In the mobile arena, Google—which previously relied upon Qualcomm chips for its flagship Pixel phones—now uses its own silicon. The first of these Google custom silicon chips was 2021’s Pixel 6 line with the Tensor processor. As with notebook and data center chips, their goal is to bring more computing resources to bear at a lower cost in terms of power consumption, while opening up new capabilities. It appears Google is happy with its custom silicon performance so far. In 2023, Google announced its third-generation chip, the Tensor G3. The G3 can run over twice the machine learning models on-device as the first-generation Tensor chip, and the models themselves have become more sophisticated.

In both Google and Microsoft’s cases, the story is a bit different than Apple’s proprietary approach. The two Microsoft devices (Maia/Cobalt) are meant entirely for in-house use. On the other hand, Google uses custom chips to set apart its Pixel line of smartphones but still very much supports non-Google silicon through its manufacturer-agnostic Android operating system.

One might posit that the methodologies of Microsoft and Google will mean less prominent ecosystem-wide gains than Apple’s approach. However, if history is any guide, Android/Microsoft will likely provide more flexibility for the end-user. There are tradeoffs either way.


0224-Man-creating-custom-chips

Custom ASIC: allowing GPU-like performance on the edge?

Up to now, custom silicon has offered an incremental improvement over the non-custom silicon equivalent. There are genuine benefits, but an Intel or Qualcomm mobile processor is nominally capable of doing the same job as an Apple Ax or Google Tensor chip, even if it’s not perfectly optimized for the task. In many robotics and edge AI applications, it’s impractical to implement a standard CPU/GPU processing setup from a power, space, and/or price standpoint. An alternative could be to use an application-specific integrated circuit, or ASIC.

As the name implies, these chips are designed for a specific purpose, such as image processing or inference. Contrast that with custom SoCs like the Google Tensor, which are designed to work with specific types of hardware and processing tasks but are suitable for many individual applications. The ultra-focused ASIC paradigm means that even greater performance and power efficiency gains can be realized, at the cost of a limited processing scope.

Therefore, an ASIC chip should be able to do one specific job at a lower monetary and power cost than a more general-purpose processor.
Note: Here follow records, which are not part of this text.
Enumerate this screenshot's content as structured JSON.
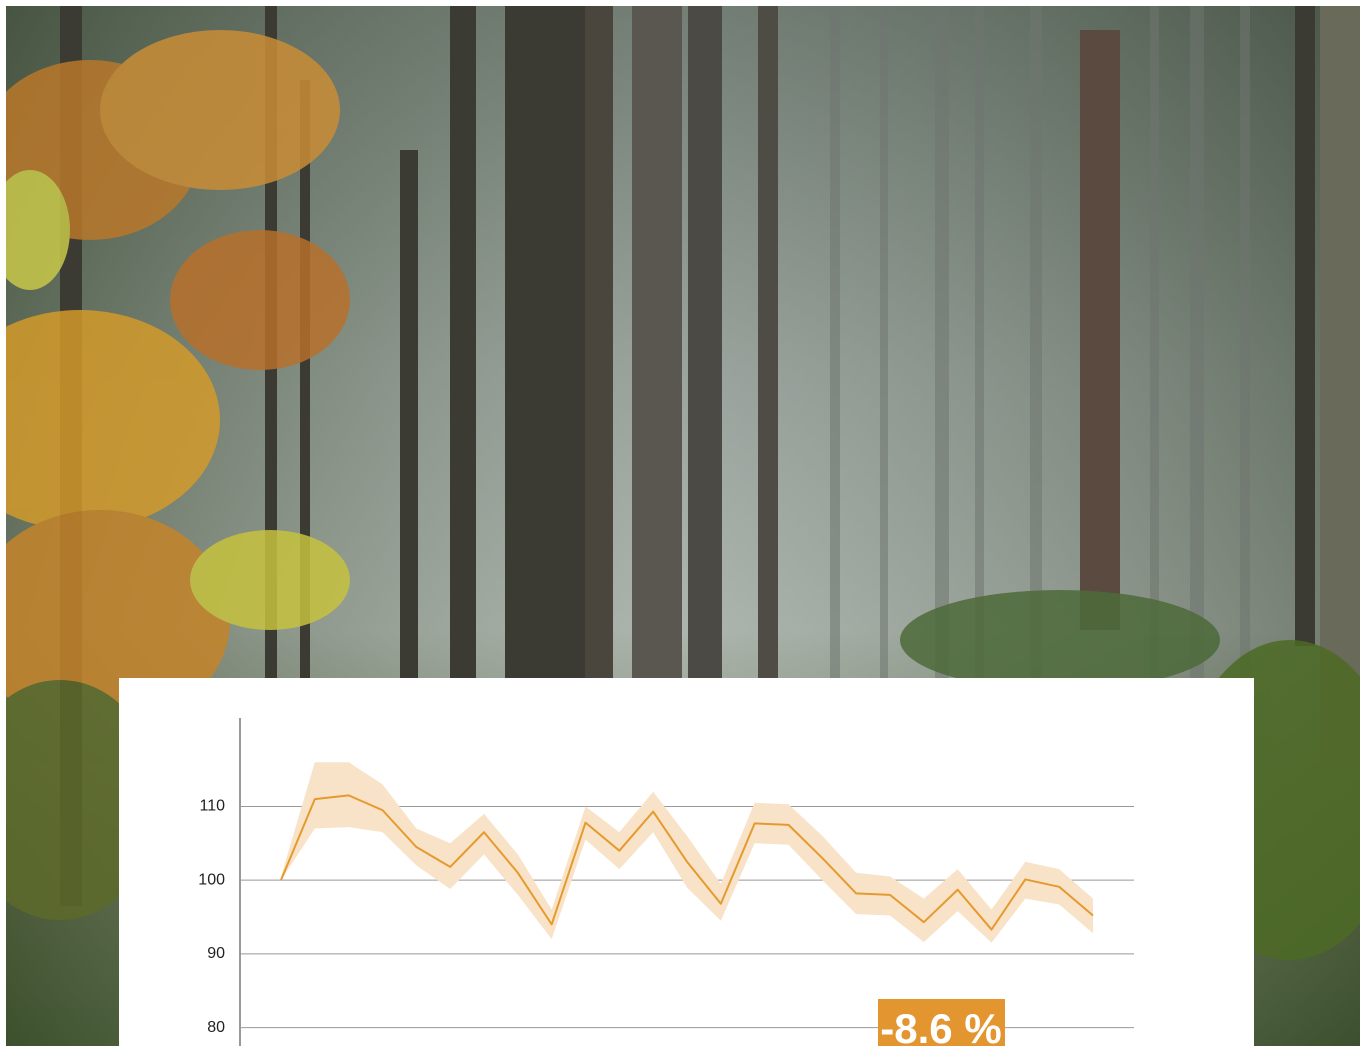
{
  "chart_data": {
    "type": "line",
    "categories": [
      null,
      null,
      null,
      null,
      null,
      null,
      null,
      null,
      null,
      null,
      null,
      null,
      null,
      null,
      null,
      null,
      null,
      null,
      null,
      null,
      null,
      null,
      null,
      null,
      null
    ],
    "values": [
      100,
      111,
      111.5,
      109.5,
      104.5,
      101.8,
      106.5,
      101,
      94,
      107.8,
      104,
      109.3,
      102.5,
      96.8,
      107.7,
      107.5,
      103,
      98.2,
      98,
      94.3,
      98.7,
      93.3,
      100.1,
      99.1,
      95.2
    ],
    "upper": [
      100.5,
      116,
      116,
      113,
      107,
      105,
      109,
      103.5,
      96,
      110,
      106.5,
      112,
      106,
      99.5,
      110.5,
      110.3,
      106,
      101,
      100.5,
      97.5,
      101.5,
      96,
      102.5,
      101.5,
      97.5
    ],
    "lower": [
      100,
      107,
      107.2,
      106.5,
      102,
      98.8,
      103.5,
      98,
      92,
      105.5,
      101.5,
      106.5,
      99,
      94.5,
      105,
      104.8,
      100,
      95.4,
      95.2,
      91.6,
      95.8,
      91.5,
      97.5,
      96.7,
      92.8
    ],
    "color": "#e69a2e",
    "band_color": "#f8e3c8",
    "ylim": [
      77.5,
      122
    ],
    "yticks": [
      80,
      90,
      100,
      110
    ],
    "grid": true,
    "annotation": "-8.6 %",
    "annotation_color": "#e3952f"
  }
}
An ASIC chip enables machine learning and other expensive (in terms of monetary, power, and/or physical space) functionality in situations where it would otherwise be impractical. ASIC chip will not always be the proper solution, but it’s a possibility to consider.


Custom silicon: here to stay

While predicting computing’s long-term future is generally a fool’s errand, the trend toward custom silicon appears here to stay in the coming decade. The combination of performance gains with power efficiency is a huge win, and we will likely see more companies adopt this approach as end-users (e.g., Apple, Google), along with an expansion in the design space (e.g., eInfochips specializing in custom chips) to meet these new silicon needs.

The fabricators that physically make these chips must continue adapting, and with more functionality integrated into one chip, boards should become less complicated, less expensive, and more robust.